Perhaps you need some actual hands on with Ryzen instead of hopping on the questionable bandwagon.
- 8x only lanes are only a thing on mobile. The Renoir and Cezanne desktop APUs have 16x lanes for the GPU like everyone else.
Sorry, I read somewhere that and author clearly wrote that about 3200G.
- The chipset drivers have only really mattered performance-wise for chiplet CPUs - if you want to believe otherwise that "crapola" is necessary, get your hands on a 4650G or 5600G first? Windows Update automatically fetches the basic chipset drivers just like it would Intel ME firmware, and off you go to the races.
Well, you need chipset drivers, that AMD used to package in catalyst install manager, which was installed and did nothing. And if you have APU, then you need to install APU drivers. That's bearable if you only use APU, but if you decide to use a discrete cards like RTX 2060, you will have AMD Crimson combined with nV's crapola GF Experience, nV's Control Panel. And after removing APU drivers you could never be sure if AMD's software didn't also wipe out chipset drivers. That's a pain.
- "Better control of TDP" just sounds like you haven't comprehended the simple PPT controls that every UEFI affords you, yet you're able to get a grasp of equally simple PL1/PL2/tau?
I'm aware of PPT and some amp limiter. They are okay, but they are only for when you enable AMD's boost. AMD also doesn't have anything like Tau. Also on AMD side you have Windows power plan bullshit with special power plans just for Ryzens, because apparently Ryzen is too cool for Windows. I think that Intel is far better at power usage tweaking and adjustment. AMD is still in FX recovery phase and their technologies lack polish.
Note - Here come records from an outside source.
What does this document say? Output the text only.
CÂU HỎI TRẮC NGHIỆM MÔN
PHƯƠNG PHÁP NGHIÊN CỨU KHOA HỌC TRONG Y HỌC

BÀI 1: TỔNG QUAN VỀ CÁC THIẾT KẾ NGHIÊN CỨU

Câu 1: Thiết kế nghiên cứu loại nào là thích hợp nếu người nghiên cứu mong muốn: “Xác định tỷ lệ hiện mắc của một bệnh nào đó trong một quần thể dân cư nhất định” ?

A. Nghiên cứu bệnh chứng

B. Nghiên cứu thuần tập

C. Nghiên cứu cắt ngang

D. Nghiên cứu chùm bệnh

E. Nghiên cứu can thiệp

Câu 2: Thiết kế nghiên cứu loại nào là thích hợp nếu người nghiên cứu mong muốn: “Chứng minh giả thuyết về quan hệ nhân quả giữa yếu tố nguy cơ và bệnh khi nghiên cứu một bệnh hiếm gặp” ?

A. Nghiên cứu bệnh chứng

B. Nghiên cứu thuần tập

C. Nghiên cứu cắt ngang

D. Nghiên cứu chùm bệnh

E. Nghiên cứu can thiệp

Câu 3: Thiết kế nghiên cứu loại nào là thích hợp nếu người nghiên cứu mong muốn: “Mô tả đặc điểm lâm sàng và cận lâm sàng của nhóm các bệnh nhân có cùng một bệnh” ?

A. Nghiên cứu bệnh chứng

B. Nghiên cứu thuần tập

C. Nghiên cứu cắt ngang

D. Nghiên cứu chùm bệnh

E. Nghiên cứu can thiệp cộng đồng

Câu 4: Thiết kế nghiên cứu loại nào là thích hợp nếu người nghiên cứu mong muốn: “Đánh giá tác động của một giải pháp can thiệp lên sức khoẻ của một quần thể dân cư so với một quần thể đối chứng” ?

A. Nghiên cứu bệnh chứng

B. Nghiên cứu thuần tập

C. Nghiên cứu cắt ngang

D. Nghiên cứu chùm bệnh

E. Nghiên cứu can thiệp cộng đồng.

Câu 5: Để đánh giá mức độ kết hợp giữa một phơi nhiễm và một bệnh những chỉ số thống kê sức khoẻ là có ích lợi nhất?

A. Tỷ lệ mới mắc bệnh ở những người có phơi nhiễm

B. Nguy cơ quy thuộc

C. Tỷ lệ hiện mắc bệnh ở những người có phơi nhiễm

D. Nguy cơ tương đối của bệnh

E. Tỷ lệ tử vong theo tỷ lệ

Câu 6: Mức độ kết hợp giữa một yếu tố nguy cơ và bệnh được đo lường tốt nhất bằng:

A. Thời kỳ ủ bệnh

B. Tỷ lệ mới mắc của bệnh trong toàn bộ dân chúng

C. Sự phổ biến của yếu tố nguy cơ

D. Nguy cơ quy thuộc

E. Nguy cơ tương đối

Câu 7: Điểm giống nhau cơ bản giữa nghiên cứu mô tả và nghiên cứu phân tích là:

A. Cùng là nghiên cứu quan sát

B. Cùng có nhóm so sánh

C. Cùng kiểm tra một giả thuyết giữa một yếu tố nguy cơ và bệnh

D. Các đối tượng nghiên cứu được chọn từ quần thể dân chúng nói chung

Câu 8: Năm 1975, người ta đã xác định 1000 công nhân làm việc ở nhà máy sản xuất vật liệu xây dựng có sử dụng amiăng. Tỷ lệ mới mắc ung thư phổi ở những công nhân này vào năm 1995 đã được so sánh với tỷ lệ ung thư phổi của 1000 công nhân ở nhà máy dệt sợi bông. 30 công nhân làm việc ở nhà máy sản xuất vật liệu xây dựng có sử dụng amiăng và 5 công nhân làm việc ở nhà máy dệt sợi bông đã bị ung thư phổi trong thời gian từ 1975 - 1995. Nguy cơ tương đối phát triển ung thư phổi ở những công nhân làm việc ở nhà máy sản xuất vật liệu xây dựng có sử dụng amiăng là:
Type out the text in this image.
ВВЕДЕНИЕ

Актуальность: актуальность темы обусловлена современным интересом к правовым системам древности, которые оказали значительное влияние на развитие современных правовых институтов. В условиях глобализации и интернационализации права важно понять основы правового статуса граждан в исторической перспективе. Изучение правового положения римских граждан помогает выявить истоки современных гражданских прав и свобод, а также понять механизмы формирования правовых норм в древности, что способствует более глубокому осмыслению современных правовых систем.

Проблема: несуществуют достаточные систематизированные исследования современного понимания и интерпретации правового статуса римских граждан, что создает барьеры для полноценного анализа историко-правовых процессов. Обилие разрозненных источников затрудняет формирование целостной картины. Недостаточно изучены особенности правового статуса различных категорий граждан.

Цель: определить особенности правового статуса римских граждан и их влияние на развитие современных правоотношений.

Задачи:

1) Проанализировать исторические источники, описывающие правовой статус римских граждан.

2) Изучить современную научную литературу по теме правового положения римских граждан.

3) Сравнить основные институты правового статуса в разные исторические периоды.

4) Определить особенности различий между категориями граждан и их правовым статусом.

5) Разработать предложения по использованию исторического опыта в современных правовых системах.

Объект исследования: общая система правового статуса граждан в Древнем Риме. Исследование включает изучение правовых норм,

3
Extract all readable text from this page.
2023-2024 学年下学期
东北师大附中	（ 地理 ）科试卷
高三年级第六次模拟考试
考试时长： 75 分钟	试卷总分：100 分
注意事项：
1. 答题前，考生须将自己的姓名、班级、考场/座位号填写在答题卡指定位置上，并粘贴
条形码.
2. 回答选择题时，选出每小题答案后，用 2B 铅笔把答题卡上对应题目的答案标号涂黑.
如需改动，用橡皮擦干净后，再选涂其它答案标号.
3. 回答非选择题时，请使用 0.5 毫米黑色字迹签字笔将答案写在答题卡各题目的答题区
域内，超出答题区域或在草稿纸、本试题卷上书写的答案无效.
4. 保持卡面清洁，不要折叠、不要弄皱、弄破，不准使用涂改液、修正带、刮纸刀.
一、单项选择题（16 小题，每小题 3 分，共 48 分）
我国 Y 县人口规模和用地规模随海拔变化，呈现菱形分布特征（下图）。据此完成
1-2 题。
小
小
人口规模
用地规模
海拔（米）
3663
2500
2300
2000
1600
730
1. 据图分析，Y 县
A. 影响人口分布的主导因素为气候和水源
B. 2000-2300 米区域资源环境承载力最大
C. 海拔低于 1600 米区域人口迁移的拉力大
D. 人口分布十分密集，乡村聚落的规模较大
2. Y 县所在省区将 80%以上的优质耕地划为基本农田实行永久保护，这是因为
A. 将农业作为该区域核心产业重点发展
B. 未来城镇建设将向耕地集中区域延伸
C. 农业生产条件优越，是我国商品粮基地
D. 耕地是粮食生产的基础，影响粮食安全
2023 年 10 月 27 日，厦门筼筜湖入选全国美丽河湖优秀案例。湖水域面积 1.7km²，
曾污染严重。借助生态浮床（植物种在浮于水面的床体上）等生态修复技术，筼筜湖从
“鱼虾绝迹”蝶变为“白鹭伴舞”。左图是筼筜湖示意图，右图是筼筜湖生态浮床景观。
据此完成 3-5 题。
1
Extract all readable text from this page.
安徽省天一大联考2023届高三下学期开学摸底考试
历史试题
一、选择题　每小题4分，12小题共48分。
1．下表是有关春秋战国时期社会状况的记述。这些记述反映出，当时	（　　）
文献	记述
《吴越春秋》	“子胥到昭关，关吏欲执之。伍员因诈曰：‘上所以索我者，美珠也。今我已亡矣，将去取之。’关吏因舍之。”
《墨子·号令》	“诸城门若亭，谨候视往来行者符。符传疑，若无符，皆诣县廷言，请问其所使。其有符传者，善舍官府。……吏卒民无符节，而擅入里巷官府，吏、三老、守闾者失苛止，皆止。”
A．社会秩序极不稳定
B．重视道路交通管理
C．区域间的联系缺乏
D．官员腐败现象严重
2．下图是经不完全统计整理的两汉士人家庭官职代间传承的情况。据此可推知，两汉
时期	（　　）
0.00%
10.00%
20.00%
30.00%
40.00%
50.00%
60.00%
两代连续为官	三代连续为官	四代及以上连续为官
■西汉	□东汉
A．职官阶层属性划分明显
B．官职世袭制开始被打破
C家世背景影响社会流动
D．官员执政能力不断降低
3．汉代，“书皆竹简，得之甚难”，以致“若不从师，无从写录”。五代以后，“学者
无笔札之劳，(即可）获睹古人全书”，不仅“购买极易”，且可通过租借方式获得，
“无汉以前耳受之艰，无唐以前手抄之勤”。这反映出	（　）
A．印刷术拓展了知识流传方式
- "Far more stable" is a hoooooot take - maybe you'd have some credibility referring to Z490 and Comet Lake (which was largely solid due to nothing being new), but you clearly aren't.
Ryzens are clearly not great there. USB issues, RAM compatibility issues, shitton of AGESA updates. Ryzen has been awful at stability even for AMD standards. And this is the experience of person, who used every single Ryzen gen:
In short, it could be described as sticked to poop that will always remain poop and maybe will get polished a bit by time. Experience on Intel side is literally putting everything together and it works perfectly forever. And that's about motherboards and CPU's, but if you perhaps bought Ryzen machine with 3600 and RX 5700 XT, you were royally screwed with having most unstable modern garbage. RX 5000 series to this day still have black screen issues and it has one of the biggest RTG failure, probably since Terrascale 2. AMD tried to do something with drivers, but tin the end they mostly didn't resolve that widespread problem. I have read that return rate of those cards was around 20%. That's a lot and it pretty much ruined RDNA1. And also made my opinion to solidify that AMD doesn't give an f if they release something barely functional and with major issues. In FX days, some lower end boards were caching on fire due to incorrect specs that AMD provided. FM2+ was generally an incompatibility mess too. Needless to say, I don't trust AMD at all these days, despite owning almost everything exclusively AMD.
And here is this bloke:
Pretty much says that Intel is good at engineering unlike some others and they are good at being attentive to details, unlike some others. Intel has been dominating in mobile and enterprise space, not only because they delivered good performance, but because they delivered strong overall package and big part of it is making sure that clients trust their stuff to work exactly as expected without any exceptions and bullshit. Which is where AMD has been poor at for decades. The only cool trick that AMD has is "we made it faster". People that rely on their hardware, are pleased by that, but ensuring trust is still the most important thing to them.
You and the rest of the Polish people should do something about that. You shouldn't have to go to Germany or ANYWHERE else in the Europeon Urinal to get decent hardware. Long live the Visegrad!
lol People from Lithuania go to Poland to buy food cheaper. That's just how EU works.